L’Allemagne est particulièrement dépendante du marché américain pour ses exportations : l’institut Ifo estime que les exportations allemandes vers les États-Unis pourraient chuter de 14,9 % en cas d’instauration de tarifs douaniers — soit 23,5 milliards d’euros. Ses exportations automobiles seraient particulièrement touchées avec une baisse de 32 %, et jusqu’à 35 % pour ses produits pharmaceutiques 1.
- Selon des estimations réalisées par Allianz Trade, un scénario de « guerre commerciale contenue » (qui se traduirait par des droits de douane de 25 % sur les biens chinois et de 5 % pour le reste du monde) provoquerait une perte de 135 milliards de dollars d’exportations mondiales 2.

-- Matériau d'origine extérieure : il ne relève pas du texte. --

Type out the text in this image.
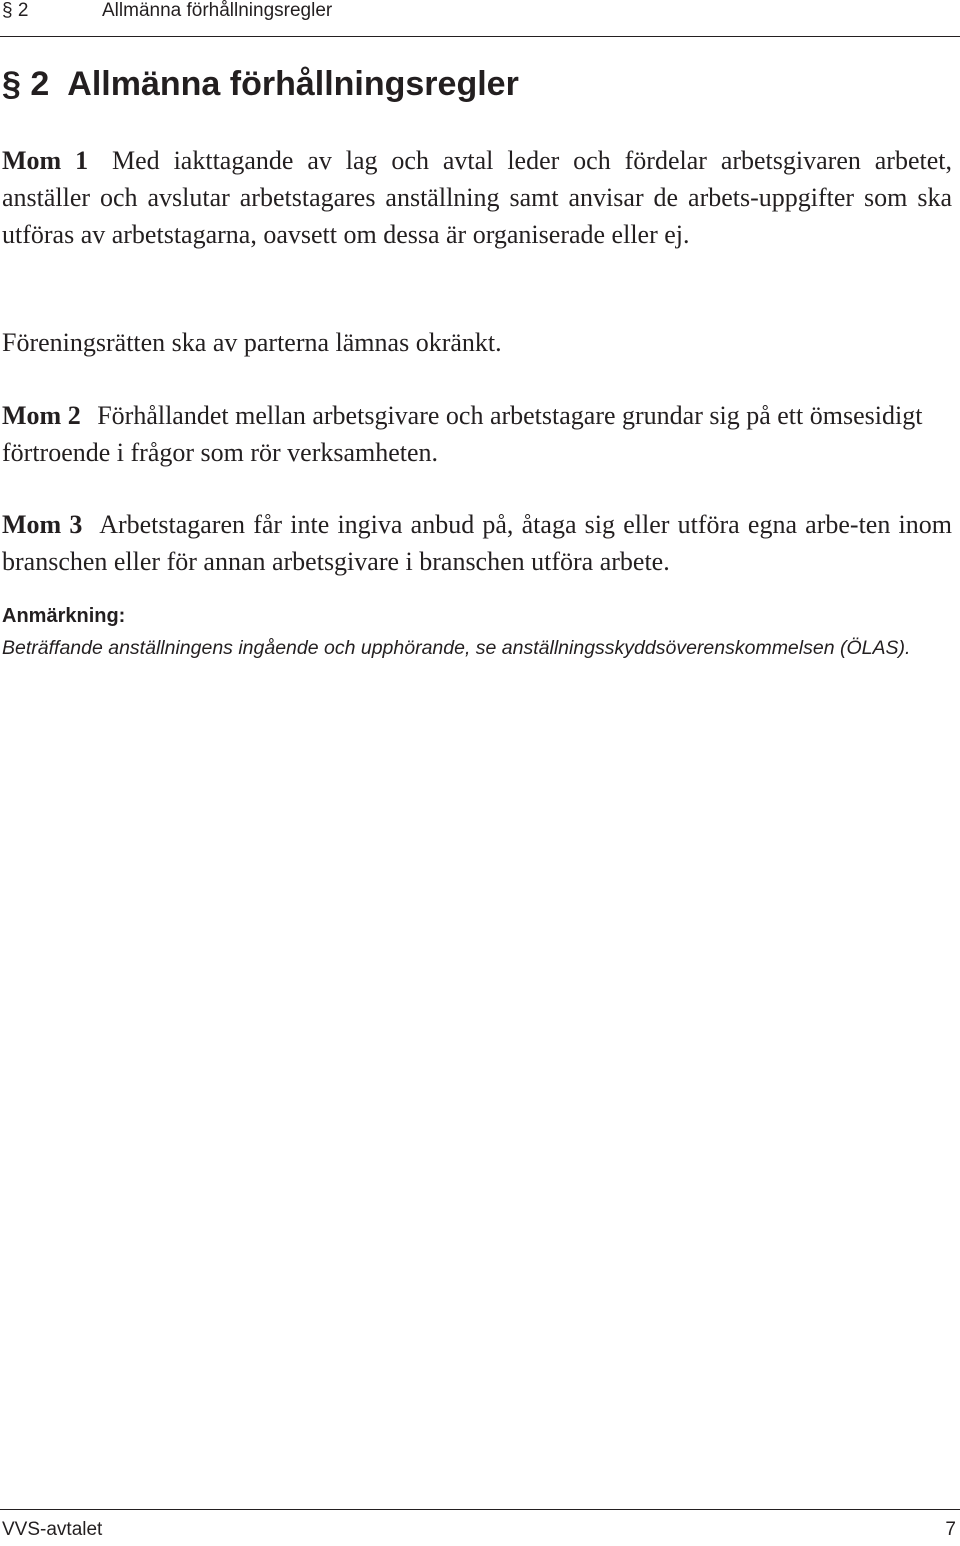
§ 2	Allmänna förhållningsregler
§ 2 Allmänna förhållningsregler

Mom 1 Med iakttagande av lag och avtal leder och fördelar arbetsgivaren arbetet, anställer och avslutar arbetstagares anställning samt anvisar de arbets-uppgifter som ska utföras av arbetstagarna, oavsett om dessa är organiserade eller ej.

Föreningsrätten ska av parterna lämnas okränkt.

Mom 2 Förhållandet mellan arbetsgivare och arbetstagare grundar sig på ett ömsesidigt förtroende i frågor som rör verksamheten.

Mom 3 Arbetstagaren får inte ingiva anbud på, åtaga sig eller utföra egna arbe-ten inom branschen eller för annan arbetsgivare i branschen utföra arbete.

Anmärkning:

Beträffande anställningens ingående och upphörande, se anställningsskyddsöverenskommelsen (ÖLAS).

VVS-avtalet	7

- Un scénario de « guerre commerciale totale » (avec un tarif universel de 10 % et de 60 % sur les exportations chinoises, soit ce que Trump a annoncé à plusieurs reprises) se traduirait quant à lui par une perte globale estimée à 510 milliards de dollars — soit le montant du total des exportations européennes vers les États-Unis.
- Pour l’Union, un tarif universel de 10 % pourrait conduire à une baisse d’environ 30 % du montant des exportations européennes vers les États-Unis, selon des estimations réalisées par la Commission 3.
- En termes de croissance, un tel taux pourrait conduire à une baisse du PIB de la zone euro se situant entre 1,2 et 1,7 points de pourcentage, en supposant une mise en œuvre des tarifs au courant de l’année 2025.
Contrairement à ce que Trump a affirmé au cours de la campagne, des tarifs universels nuiraient aux consommateurs américains en augmentant artificiellement le prix des importations. Par ailleurs, les effets redistributifs ayant tendance à être régressifs, le coût pèserait davantage sur les ménages à faibles revenus.